Parenting

Church Bars 9-Year-Old Girl From Wearing A Suit For Her First Communion

by Meredith Bland
Updated: 
Originally Published: 
Image via Chris Mansell/Facebook

Family leaves church for its treatment of their daughter

For all the strides our country has made in terms of accepting people’s differences, one area in which we still have a long way to go is gender non-conformity. The pressure that is placed on many children to dress in a way that is “sex-appropriate” is enormous. Take 9-year-old Cady Mansell from Indiana, for example, who was forbidden by her family’s church to take part in her first communion because she wanted to wear a suit to the event instead of a dress.

Cady’s love of suits started when she was four and asked her parents for a bow tie. Since then, her parents have supported her in her love of suits, ties, and vests. So it was only natural that when the time came to prepare for her first communion, Cady decided she was going to wear a suit. This was nothing new for Cady, who has worn suits to church, for school photos, and to a Daddy-Daughter Dance and never had an issue.

Just three days before the event, however, the principal of her small Catholic school, St. John the Evangelist (where her mother, Chris, also works) and a representative of the church met with Cady’s mother and told her that Cady would either have to wear a dress to receive First Communion or she could wear a suit and be given communion privately. “She can’t sit with her classmates. She can’t be in any group photos. If she wears a suit we have to pretend like my daughter doesn’t exist,” her mother wrote on Facebook after the meeting. She also shared her post to the Facebook group Pantsuit Nation, where it garnered nearly 100,000 reactions.

Chris told Scary Mommy that when she told Cady what the school said, Cady initially insisted on wearing her suit. But then: “…she thought it over for a while [and] said ‘I don’t want to wear a dress but if you want me to I will.’ Her eyes were starting to tear up, she’s not a crier, and right then I decided she would not wear anything but her suit.”

My eyes are tearing up too, and I might need to fly to Indiana to give Chris and Cady big hugs.

The next day, at First Communion practice, the priest pulled Cady’s father into his office and told him, according to Chris, that “we are raising our daughter wrong by letting [her wear suits] and that she doesn’t have the brain development and maturity to make decisions about how she wants to dress.” Usually, there’s no better authority on children’s brain development than your local bigoted priest, but for the Mansells this was the straw that broke the camel’s back. Cady’s dad took her home immediately and that night they decided as a family to leave the church and the school.

“I sat with Cady and her 8-year-old sister, Anabelle,” Chris told Scary Mommy, “and explained in their terms what the priest said. I told her, ‘The priest doesn’t like the idea that we let you dress how you feel comfortable and beautiful and thinks we should make you be a different girl. Since we think so differently, mom and dad think we should all find another school.'”

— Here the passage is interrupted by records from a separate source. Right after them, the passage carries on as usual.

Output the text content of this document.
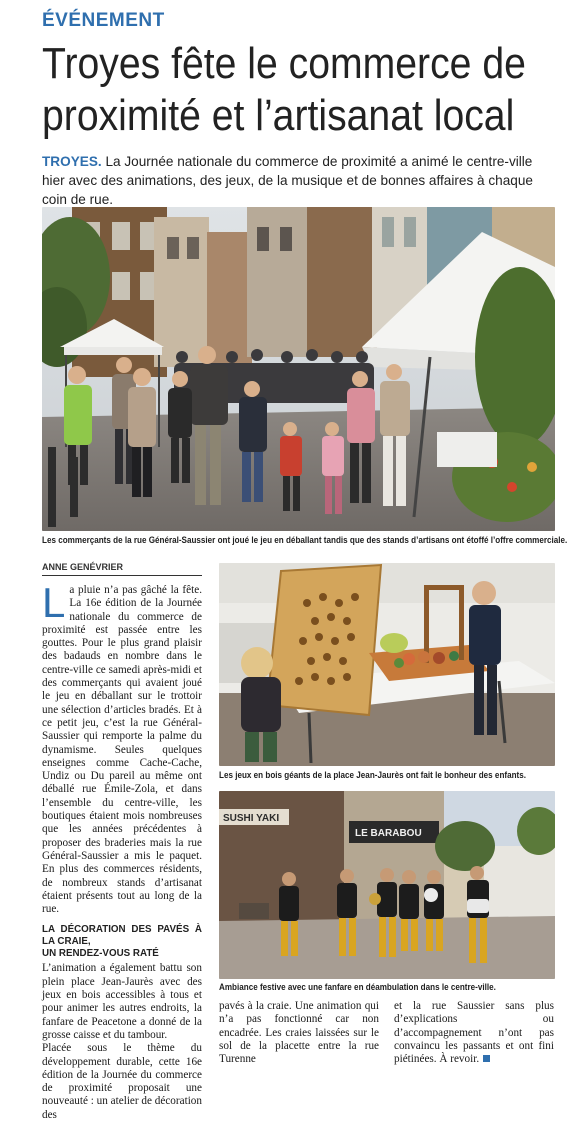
ÉVÉNEMENT
Troyes fête le commerce de
proximité et l’artisanat local
TROYES. La Journée nationale du commerce de proximité a animé le centre-ville hier avec des animations, des jeux, de la musique et de bonnes affaires à chaque coin de rue.
Les commerçants de la rue Général-Saussier ont joué le jeu en déballant tandis que des stands d’artisans ont étoffé l’offre commerciale.
ANNE GENÉVRIER
L a pluie n’a pas gâché la fête. La 16e édition de la Journée nationale du commerce de proximité est passée entre les gouttes. Pour le plus grand plaisir des badauds en nombre dans le centre-ville ce samedi après-midi et des commerçants qui avaient joué le jeu en déballant sur le trottoir une sélection d’articles bradés. Et à ce petit jeu, c’est la rue Général-Saussier qui remporte la palme du dynamisme. Seules quelques enseignes comme Cache-Cache, Undiz ou Du pareil au même ont déballé rue Émile-Zola, et dans l’ensemble du centre-ville, les boutiques étaient mois nombreuses que les années précédentes à proposer des braderies mais la rue Général-Saussier a mis le paquet. En plus des commerces résidents, de nombreux stands d’artisanat étaient présents tout au long de la rue.

LA DÉCORATION DES PAVÉS À LA CRAIE,
UN RENDEZ-VOUS RATÉ

L’animation a également battu son plein place Jean-Jaurès avec des jeux en bois accessibles à tous et pour animer les autres endroits, la fanfare de Peacetone a donné de la grosse caisse et du tambour.

Placée sous le thème du développement durable, cette 16e édition de la Journée du commerce de proximité proposait une nouveauté : un atelier de décoration des

Les jeux en bois géants de la place Jean-Jaurès ont fait le bonheur des enfants.
SUSHI YAKI
LE BARABOU
Ambiance festive avec une fanfare en déambulation dans le centre-ville.

pavés à la craie. Une animation qui n’a pas fonctionné car non encadrée. Les craies laissées sur le sol de la placette entre la rue Turenne

et la rue Saussier sans plus d’explications ou d’accompagnement n’ont pas convaincu les passants et ont fini piétinées. À revoir.
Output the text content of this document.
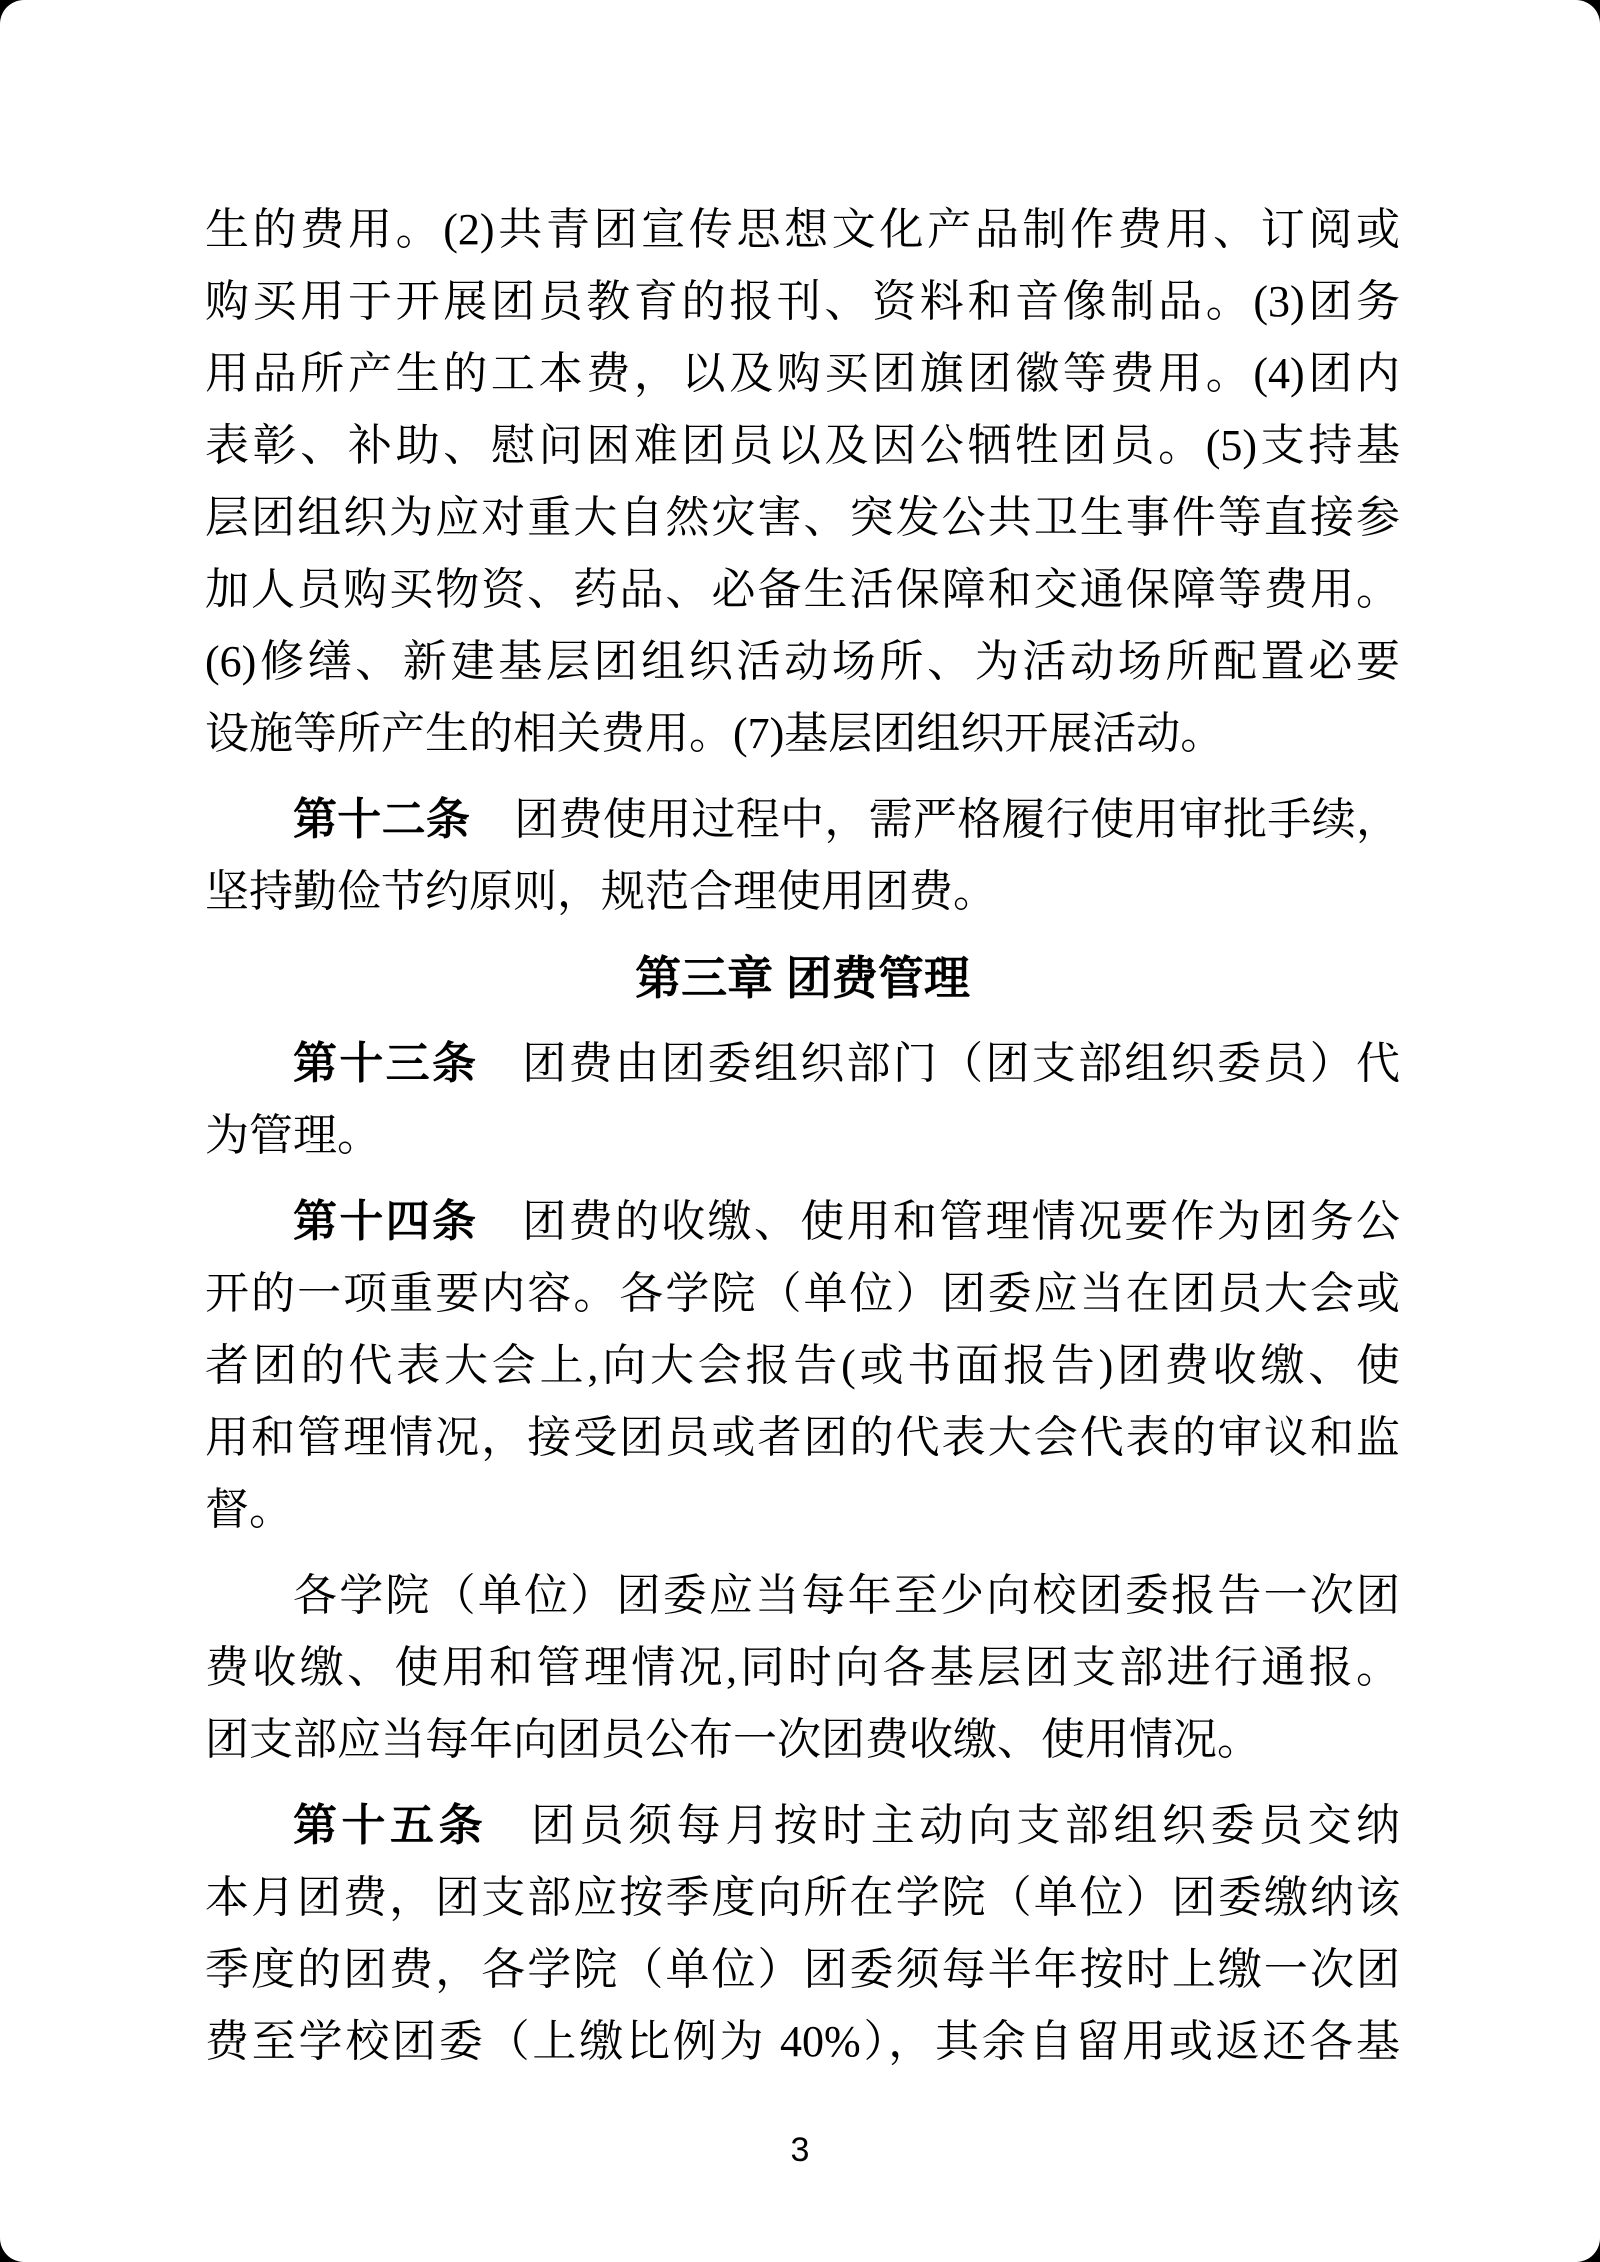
生的费用。(2)共青团宣传思想文化产品制作费用、订阅或
购买用于开展团员教育的报刊、资料和音像制品。(3)团务
用品所产生的工本费，以及购买团旗团徽等费用。(4)团内
表彰、补助、慰问困难团员以及因公牺牲团员。(5)支持基
层团组织为应对重大自然灾害、突发公共卫生事件等直接参
加人员购买物资、药品、必备生活保障和交通保障等费用。
(6)修缮、新建基层团组织活动场所、为活动场所配置必要
设施等所产生的相关费用。(7)基层团组织开展活动。
第十二条 团费使用过程中，需严格履行使用审批手续，
坚持勤俭节约原则，规范合理使用团费。
第三章 团费管理
第十三条 团费由团委组织部门（团支部组织委员）代
为管理。
第十四条 团费的收缴、使用和管理情况要作为团务公
开的一项重要内容。各学院（单位）团委应当在团员大会或
者团的代表大会上,向大会报告(或书面报告)团费收缴、使
用和管理情况，接受团员或者团的代表大会代表的审议和监
督。
各学院（单位）团委应当每年至少向校团委报告一次团
费收缴、使用和管理情况,同时向各基层团支部进行通报。
团支部应当每年向团员公布一次团费收缴、使用情况。
第十五条 团员须每月按时主动向支部组织委员交纳
本月团费，团支部应按季度向所在学院（单位）团委缴纳该
季度的团费，各学院（单位）团委须每半年按时上缴一次团
费至学校团委（上缴比例为 40%），其余自留用或返还各基
3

I will need to book a return flight for one more hug. Just one. Still totally comfortable and normal.

A few weeks later, the girls are in a new school and their parents are looking for a more progressive church. The experience has, sadly, left Cady nervous about asking their new priest about the suit. She’s scared that “the people at her new school will not like her if there ends up being a controversy here like there was at SJE,” said Chris. Instead, the family will be going to a church a few towns away “that is known for helping non-conforming children make their sacraments, so this way there are no rumors or whispers about our family.”

Cady’s story is so moving because of the way her parents have stood behind her. Sometimes doing the right thing means defending your child despite the criticisms of many. It means uprooting your kids from their school and church so that they know there’s nothing more important than them loving who they are. It means looking for a church miles away from home that will love your child the way their house of worship should. Cady’s parents are doing all of that, and we love them for it.

As Chris put it: “As much as Catholicism and the sacraments are important to me, my daughter is more important.”